Wide geographic variation in healthcare spending has generated concern about inefficiency and policy debate about geographic-based payment reform. Evidence on variation has focused on hospital referral regions (HRRs), which incorporate numerous local hospital service areas (HSAs). If there is substantial variation across local areas within HRRs, then policies focusing on HRRs may be poorly-targeted.
Using pharmacy and medical claims data from a 5% random sample of Medicare beneficiaries in 2006–2009, we compared variation in health care spending and utilization in 306 HRRs and 3436 HSAs. We adjusted for beneficiary-level demographics, insurance status, and clinical characteristics to calculate adjusted use and spending.

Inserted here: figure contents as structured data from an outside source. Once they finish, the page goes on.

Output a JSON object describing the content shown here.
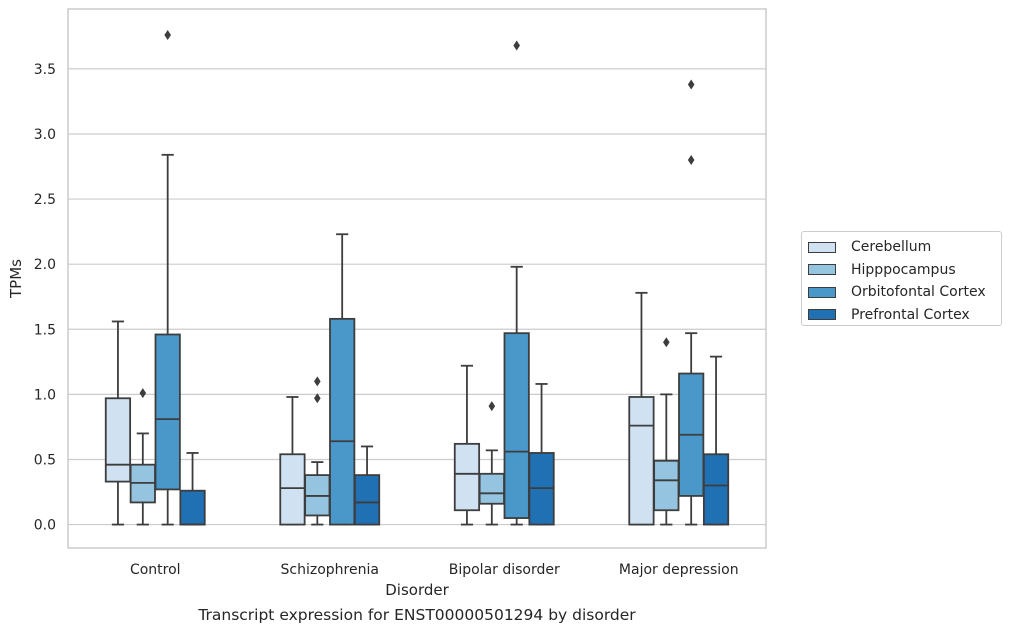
{
  "chart_data": {
    "type": "box",
    "xlabel": "Disorder",
    "ylabel": "TPMs",
    "caption": "Transcript expression for ENST00000501294 by disorder",
    "categories": [
      "Control",
      "Schizophrenia",
      "Bipolar disorder",
      "Major depression"
    ],
    "ylim": [
      -0.18,
      3.96
    ],
    "yticks": [
      "0.0",
      "0.5",
      "1.0",
      "1.5",
      "2.0",
      "2.5",
      "3.0",
      "3.5"
    ],
    "grid": "horizontal",
    "legend_position": "right",
    "series": [
      {
        "name": "Cerebellum",
        "color": "#d0e1f2",
        "boxes": [
          {
            "whisker_low": 0.0,
            "q1": 0.33,
            "median": 0.46,
            "q3": 0.97,
            "whisker_high": 1.56,
            "outliers": []
          },
          {
            "whisker_low": 0.0,
            "q1": 0.0,
            "median": 0.28,
            "q3": 0.54,
            "whisker_high": 0.98,
            "outliers": []
          },
          {
            "whisker_low": 0.0,
            "q1": 0.11,
            "median": 0.39,
            "q3": 0.62,
            "whisker_high": 1.22,
            "outliers": []
          },
          {
            "whisker_low": 0.0,
            "q1": 0.0,
            "median": 0.76,
            "q3": 0.98,
            "whisker_high": 1.78,
            "outliers": []
          }
        ]
      },
      {
        "name": "Hipppocampus",
        "color": "#94c4df",
        "boxes": [
          {
            "whisker_low": 0.0,
            "q1": 0.17,
            "median": 0.32,
            "q3": 0.46,
            "whisker_high": 0.7,
            "outliers": [
              1.01
            ]
          },
          {
            "whisker_low": 0.0,
            "q1": 0.07,
            "median": 0.22,
            "q3": 0.38,
            "whisker_high": 0.48,
            "outliers": [
              0.97,
              1.1
            ]
          },
          {
            "whisker_low": 0.0,
            "q1": 0.16,
            "median": 0.24,
            "q3": 0.39,
            "whisker_high": 0.57,
            "outliers": [
              0.91
            ]
          },
          {
            "whisker_low": 0.0,
            "q1": 0.11,
            "median": 0.34,
            "q3": 0.49,
            "whisker_high": 1.0,
            "outliers": [
              1.4
            ]
          }
        ]
      },
      {
        "name": "Orbitofontal Cortex",
        "color": "#4a98c9",
        "boxes": [
          {
            "whisker_low": 0.0,
            "q1": 0.27,
            "median": 0.81,
            "q3": 1.46,
            "whisker_high": 2.84,
            "outliers": [
              3.76
            ]
          },
          {
            "whisker_low": 0.0,
            "q1": 0.0,
            "median": 0.64,
            "q3": 1.58,
            "whisker_high": 2.23,
            "outliers": []
          },
          {
            "whisker_low": 0.0,
            "q1": 0.05,
            "median": 0.56,
            "q3": 1.47,
            "whisker_high": 1.98,
            "outliers": [
              3.68
            ]
          },
          {
            "whisker_low": 0.0,
            "q1": 0.22,
            "median": 0.69,
            "q3": 1.16,
            "whisker_high": 1.47,
            "outliers": [
              2.8,
              3.38
            ]
          }
        ]
      },
      {
        "name": "Prefrontal Cortex",
        "color": "#2070b4",
        "boxes": [
          {
            "whisker_low": 0.0,
            "q1": 0.0,
            "median": 0.0,
            "q3": 0.26,
            "whisker_high": 0.55,
            "outliers": []
          },
          {
            "whisker_low": 0.0,
            "q1": 0.0,
            "median": 0.17,
            "q3": 0.38,
            "whisker_high": 0.6,
            "outliers": []
          },
          {
            "whisker_low": 0.0,
            "q1": 0.0,
            "median": 0.28,
            "q3": 0.55,
            "whisker_high": 1.08,
            "outliers": []
          },
          {
            "whisker_low": 0.0,
            "q1": 0.0,
            "median": 0.3,
            "q3": 0.54,
            "whisker_high": 1.29,
            "outliers": []
          }
        ]
      }
    ]
  }
}
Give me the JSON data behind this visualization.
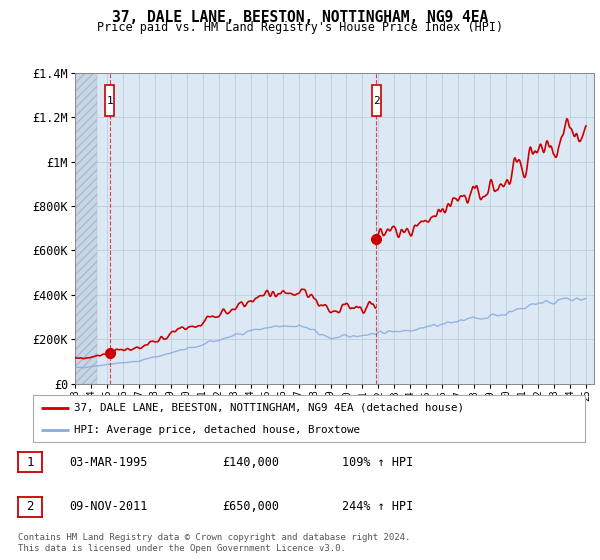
{
  "title": "37, DALE LANE, BEESTON, NOTTINGHAM, NG9 4EA",
  "subtitle": "Price paid vs. HM Land Registry's House Price Index (HPI)",
  "plot_bg_color": "#dce9f5",
  "ylim": [
    0,
    1400000
  ],
  "yticks": [
    0,
    200000,
    400000,
    600000,
    800000,
    1000000,
    1200000,
    1400000
  ],
  "ytick_labels": [
    "£0",
    "£200K",
    "£400K",
    "£600K",
    "£800K",
    "£1M",
    "£1.2M",
    "£1.4M"
  ],
  "xstart_year": 1993,
  "xend_year": 2025,
  "transaction1_year": 1995.17,
  "transaction1_price": 140000,
  "transaction2_year": 2011.86,
  "transaction2_price": 650000,
  "line1_color": "#cc0000",
  "line2_color": "#88aadd",
  "vline_color": "#cc0000",
  "annotation_box_color": "#cc0000",
  "legend_label1": "37, DALE LANE, BEESTON, NOTTINGHAM, NG9 4EA (detached house)",
  "legend_label2": "HPI: Average price, detached house, Broxtowe",
  "footer_text": "Contains HM Land Registry data © Crown copyright and database right 2024.\nThis data is licensed under the Open Government Licence v3.0.",
  "table_row1": [
    "1",
    "03-MAR-1995",
    "£140,000",
    "109% ↑ HPI"
  ],
  "table_row2": [
    "2",
    "09-NOV-2011",
    "£650,000",
    "244% ↑ HPI"
  ]
}
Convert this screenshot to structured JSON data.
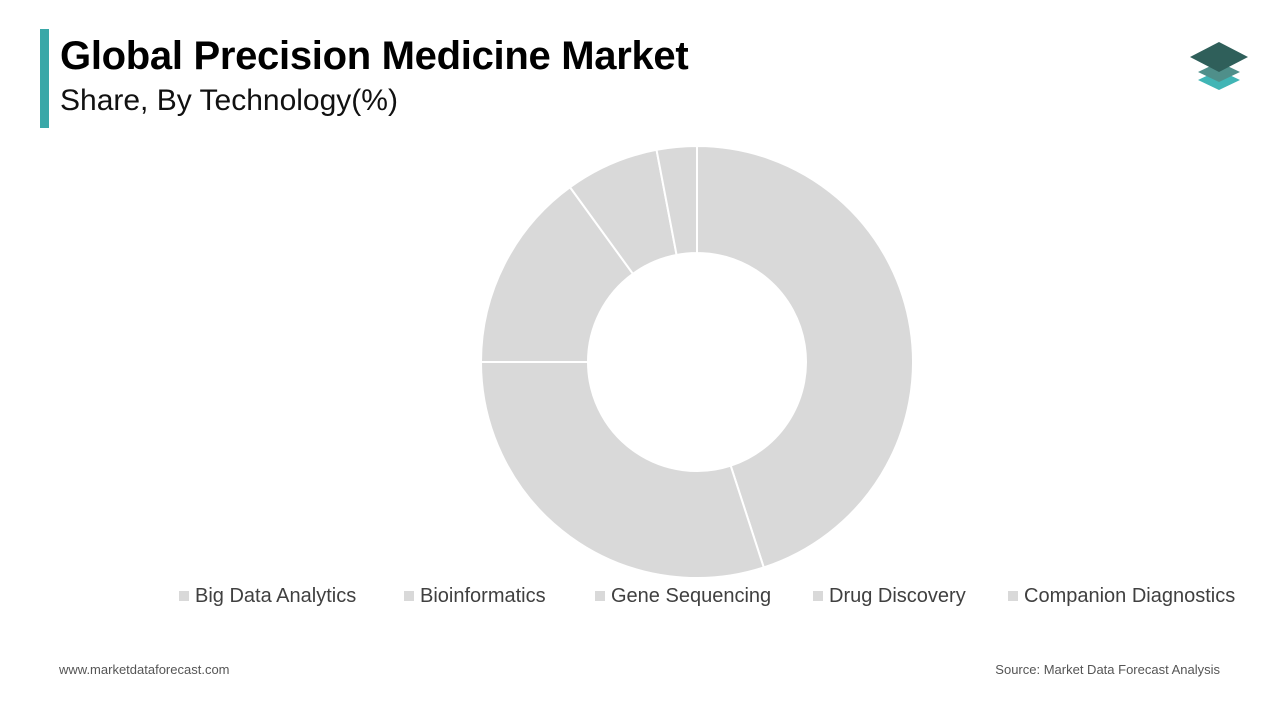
{
  "header": {
    "title": "Global Precision Medicine Market",
    "subtitle": "Share, By Technology(%)"
  },
  "logo": {
    "icon": "stacked-layers-logo-icon",
    "colors": [
      "#2f5f5a",
      "#4f8f8a",
      "#40b5b5"
    ]
  },
  "colors": {
    "accent": "#3aa8a8",
    "slice_fill": "#d9d9d9",
    "slice_stroke": "#ffffff"
  },
  "chart_data": {
    "type": "pie",
    "variant": "donut",
    "title": "Global Precision Medicine Market",
    "subtitle": "Share, By Technology(%)",
    "categories": [
      "Big Data Analytics",
      "Bioinformatics",
      "Gene Sequencing",
      "Drug Discovery",
      "Companion Diagnostics"
    ],
    "values": [
      45,
      30,
      15,
      7,
      3
    ],
    "legend_position": "bottom"
  },
  "footer": {
    "website": "www.marketdataforecast.com",
    "source": "Source: Market Data Forecast Analysis"
  }
}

There is substantial local variation in drug and non-drug utilization and spending, and substantial dispersion of local areas within HRRs; many low-spending HSAs are located within the borders of high-spending HRRs and vice versa. Only about half of the HSAs located within the borders of the highest spending quintile of HRRs are in the highest spending quintile of HSAs; conversely, only about half of the highest spending HSAs are located within the borders of the highest-spending HRRs.
The effectiveness of payment reforms in reducing overutilization while maintaining access to high-quality care depends crucially on the effectiveness of targeting. Our analysis suggests that HRR-based policies may be too crudely targeted to promote the best use of healthcare resources.